The inspiration for “Poor Ellen” starts with the true story of Ellen Smith who lived in Winston-Salem.  In the early 1890s, Smith had a love affair with Peter DeGraff that resulted in a child who died shortly after birth.  DeGraff later lured Smith to a secluded area and shot her in the chest.  He denied his crime but confessed at the gallows before he was hanged for her murder.

“(The composition is) modern but influenced by folk and Appalachian music,” said Allemeier, who scored the piece for a string quartet with original fiddle tunes and “a lot of strumming and plucking.”

“Hearing certain musical motifs John has drawn and looking at the original song lyrics helps inform the dance,” said Balcos, who based the characters conceptually and sometimes literally in research.  “What did they do in real life?  How were they perceived?” he asked.

The individual dance titled “Deep Water” tells the story of Omie Wise, an orphaned young woman who fell in love with a man named Jonathan Lewis.
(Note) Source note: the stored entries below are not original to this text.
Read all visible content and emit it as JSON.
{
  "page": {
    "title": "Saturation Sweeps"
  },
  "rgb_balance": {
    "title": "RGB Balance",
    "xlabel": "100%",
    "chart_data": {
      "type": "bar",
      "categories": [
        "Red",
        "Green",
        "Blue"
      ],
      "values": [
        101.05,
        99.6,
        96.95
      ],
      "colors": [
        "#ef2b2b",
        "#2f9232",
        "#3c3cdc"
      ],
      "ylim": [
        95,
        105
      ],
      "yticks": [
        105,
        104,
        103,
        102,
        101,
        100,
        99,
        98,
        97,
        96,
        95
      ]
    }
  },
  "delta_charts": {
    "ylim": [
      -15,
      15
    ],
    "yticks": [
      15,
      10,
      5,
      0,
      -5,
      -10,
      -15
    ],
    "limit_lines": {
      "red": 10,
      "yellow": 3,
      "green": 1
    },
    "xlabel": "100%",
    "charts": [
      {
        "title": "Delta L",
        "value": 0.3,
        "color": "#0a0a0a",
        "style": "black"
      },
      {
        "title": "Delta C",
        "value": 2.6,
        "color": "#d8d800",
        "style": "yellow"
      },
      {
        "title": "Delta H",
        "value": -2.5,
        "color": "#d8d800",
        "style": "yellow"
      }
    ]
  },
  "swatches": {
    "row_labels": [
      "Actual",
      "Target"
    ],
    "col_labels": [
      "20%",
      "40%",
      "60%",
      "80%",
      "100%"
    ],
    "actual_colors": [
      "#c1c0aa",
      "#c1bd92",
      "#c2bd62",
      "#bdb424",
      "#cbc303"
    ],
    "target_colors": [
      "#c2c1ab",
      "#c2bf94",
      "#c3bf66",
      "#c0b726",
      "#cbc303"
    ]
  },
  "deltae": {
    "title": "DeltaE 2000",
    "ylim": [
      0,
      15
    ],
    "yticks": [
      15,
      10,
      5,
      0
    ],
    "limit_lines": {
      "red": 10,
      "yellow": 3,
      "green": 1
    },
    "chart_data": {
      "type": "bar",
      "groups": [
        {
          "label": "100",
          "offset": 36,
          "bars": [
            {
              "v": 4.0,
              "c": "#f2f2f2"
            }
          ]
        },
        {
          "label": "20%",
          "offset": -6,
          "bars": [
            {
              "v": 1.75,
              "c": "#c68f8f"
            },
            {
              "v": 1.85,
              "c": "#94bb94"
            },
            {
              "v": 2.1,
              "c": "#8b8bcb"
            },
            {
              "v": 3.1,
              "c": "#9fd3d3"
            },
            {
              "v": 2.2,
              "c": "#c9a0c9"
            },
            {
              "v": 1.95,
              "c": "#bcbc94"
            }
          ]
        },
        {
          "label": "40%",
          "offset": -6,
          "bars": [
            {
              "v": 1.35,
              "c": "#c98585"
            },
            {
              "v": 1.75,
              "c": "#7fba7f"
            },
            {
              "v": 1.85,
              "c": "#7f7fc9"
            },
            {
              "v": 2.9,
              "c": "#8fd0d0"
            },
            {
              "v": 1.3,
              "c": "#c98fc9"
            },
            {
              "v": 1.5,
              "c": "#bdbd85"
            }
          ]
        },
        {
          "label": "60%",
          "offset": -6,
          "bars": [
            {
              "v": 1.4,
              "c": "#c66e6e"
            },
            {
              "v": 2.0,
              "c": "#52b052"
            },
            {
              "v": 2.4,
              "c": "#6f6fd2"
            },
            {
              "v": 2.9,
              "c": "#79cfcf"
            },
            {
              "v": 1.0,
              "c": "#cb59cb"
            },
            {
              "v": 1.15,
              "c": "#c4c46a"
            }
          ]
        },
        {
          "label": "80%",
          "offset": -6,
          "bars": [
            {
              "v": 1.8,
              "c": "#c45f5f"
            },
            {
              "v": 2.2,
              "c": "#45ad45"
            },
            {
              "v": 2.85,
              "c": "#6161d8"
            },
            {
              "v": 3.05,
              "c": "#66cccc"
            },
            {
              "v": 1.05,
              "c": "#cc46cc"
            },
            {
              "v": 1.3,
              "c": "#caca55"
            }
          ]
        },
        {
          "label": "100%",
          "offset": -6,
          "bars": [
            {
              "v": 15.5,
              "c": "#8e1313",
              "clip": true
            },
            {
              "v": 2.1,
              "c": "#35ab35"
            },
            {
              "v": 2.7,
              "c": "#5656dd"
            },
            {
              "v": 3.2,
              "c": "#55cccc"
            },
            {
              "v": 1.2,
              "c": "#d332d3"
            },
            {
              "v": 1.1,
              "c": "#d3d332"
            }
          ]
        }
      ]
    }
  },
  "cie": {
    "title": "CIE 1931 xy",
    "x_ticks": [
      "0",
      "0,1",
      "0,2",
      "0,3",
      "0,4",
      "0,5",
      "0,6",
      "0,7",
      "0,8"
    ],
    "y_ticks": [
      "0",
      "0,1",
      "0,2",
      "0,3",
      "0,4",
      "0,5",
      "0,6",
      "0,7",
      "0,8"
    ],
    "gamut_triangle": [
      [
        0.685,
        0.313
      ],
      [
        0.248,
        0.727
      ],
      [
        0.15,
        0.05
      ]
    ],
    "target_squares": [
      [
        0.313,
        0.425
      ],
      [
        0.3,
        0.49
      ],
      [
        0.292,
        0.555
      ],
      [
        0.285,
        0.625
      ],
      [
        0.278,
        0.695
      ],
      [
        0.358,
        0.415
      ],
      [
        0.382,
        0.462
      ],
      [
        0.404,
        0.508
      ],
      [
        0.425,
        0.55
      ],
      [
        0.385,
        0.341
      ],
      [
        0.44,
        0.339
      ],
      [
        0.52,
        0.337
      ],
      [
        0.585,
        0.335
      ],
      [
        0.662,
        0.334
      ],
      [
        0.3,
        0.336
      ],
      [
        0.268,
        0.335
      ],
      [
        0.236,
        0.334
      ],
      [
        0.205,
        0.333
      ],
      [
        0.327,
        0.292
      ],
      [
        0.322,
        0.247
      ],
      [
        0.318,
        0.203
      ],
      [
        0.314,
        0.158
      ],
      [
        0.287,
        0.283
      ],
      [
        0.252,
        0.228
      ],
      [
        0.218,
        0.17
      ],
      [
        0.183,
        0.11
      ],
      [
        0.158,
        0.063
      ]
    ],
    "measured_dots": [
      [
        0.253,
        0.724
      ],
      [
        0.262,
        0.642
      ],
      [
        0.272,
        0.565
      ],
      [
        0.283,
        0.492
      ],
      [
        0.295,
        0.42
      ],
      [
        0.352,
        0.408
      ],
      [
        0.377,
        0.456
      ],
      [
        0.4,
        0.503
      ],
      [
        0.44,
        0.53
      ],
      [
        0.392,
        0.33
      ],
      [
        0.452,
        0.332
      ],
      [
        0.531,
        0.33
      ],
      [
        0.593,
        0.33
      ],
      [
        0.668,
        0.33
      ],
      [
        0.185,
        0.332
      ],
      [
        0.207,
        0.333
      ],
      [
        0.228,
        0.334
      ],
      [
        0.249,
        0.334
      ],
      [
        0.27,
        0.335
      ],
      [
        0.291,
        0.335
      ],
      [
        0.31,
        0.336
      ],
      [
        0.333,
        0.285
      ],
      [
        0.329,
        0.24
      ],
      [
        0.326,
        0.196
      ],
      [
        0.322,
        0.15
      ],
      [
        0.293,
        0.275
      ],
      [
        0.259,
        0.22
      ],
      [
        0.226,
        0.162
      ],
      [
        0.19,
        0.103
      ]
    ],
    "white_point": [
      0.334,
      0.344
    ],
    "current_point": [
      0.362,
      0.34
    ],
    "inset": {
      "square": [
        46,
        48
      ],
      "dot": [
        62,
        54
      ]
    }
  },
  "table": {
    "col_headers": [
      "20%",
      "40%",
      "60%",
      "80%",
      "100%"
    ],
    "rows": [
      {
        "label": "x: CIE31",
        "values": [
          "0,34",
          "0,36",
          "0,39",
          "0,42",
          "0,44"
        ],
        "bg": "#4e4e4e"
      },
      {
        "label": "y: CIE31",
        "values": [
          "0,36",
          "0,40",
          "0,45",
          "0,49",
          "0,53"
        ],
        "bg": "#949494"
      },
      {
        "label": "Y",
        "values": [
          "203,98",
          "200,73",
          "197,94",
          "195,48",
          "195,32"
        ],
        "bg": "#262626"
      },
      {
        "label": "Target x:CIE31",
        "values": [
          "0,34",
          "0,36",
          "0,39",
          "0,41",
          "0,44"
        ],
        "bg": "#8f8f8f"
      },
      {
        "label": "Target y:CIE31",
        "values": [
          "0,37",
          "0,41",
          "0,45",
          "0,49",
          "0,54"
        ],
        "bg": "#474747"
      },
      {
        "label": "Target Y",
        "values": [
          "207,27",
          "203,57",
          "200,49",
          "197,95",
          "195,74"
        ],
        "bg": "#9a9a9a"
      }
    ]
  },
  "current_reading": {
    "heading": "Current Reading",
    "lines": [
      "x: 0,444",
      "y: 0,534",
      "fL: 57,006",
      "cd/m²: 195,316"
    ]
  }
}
Her body was found in 1808 in a river near Asheboro.  She had been beaten and was pregnant.  Though Lewis spent a month in jail and escaped, years later he was brought to trial and found not guilty.  He confessed to killing Wise on his deathbed.

The music Allemeier wrote for “Deep Water” is darker and more dramatic as played by a timpani, piano and wind instruments. Balcos’ choreography focuses on movement of bodies in water.  While the plot plays out in dance, the recurring motif of women gliding across the stage harkens back to the romanticized view of death and fatal attraction these stories assume.

“The murder ballad is relevant to modern culture; the place makes it relevant to modern North Carolina,” Balcos said.  Both he and Allemeier appreciate the uniqueness of presenting their new artistic ideas on this “local testing ground,” with professional talent while maintaining academic freedom through UNC Charlotte’s College of Arts + Architecture.

In their six years of collaboration, Balcos and Allemeier have found a unique partnership that truly integrates their individual creative processes.  Allemeier feels “Deep Water: The Murder Ballads” is truly the best of both artists.  Hopefully the audience agrees it’s to die for.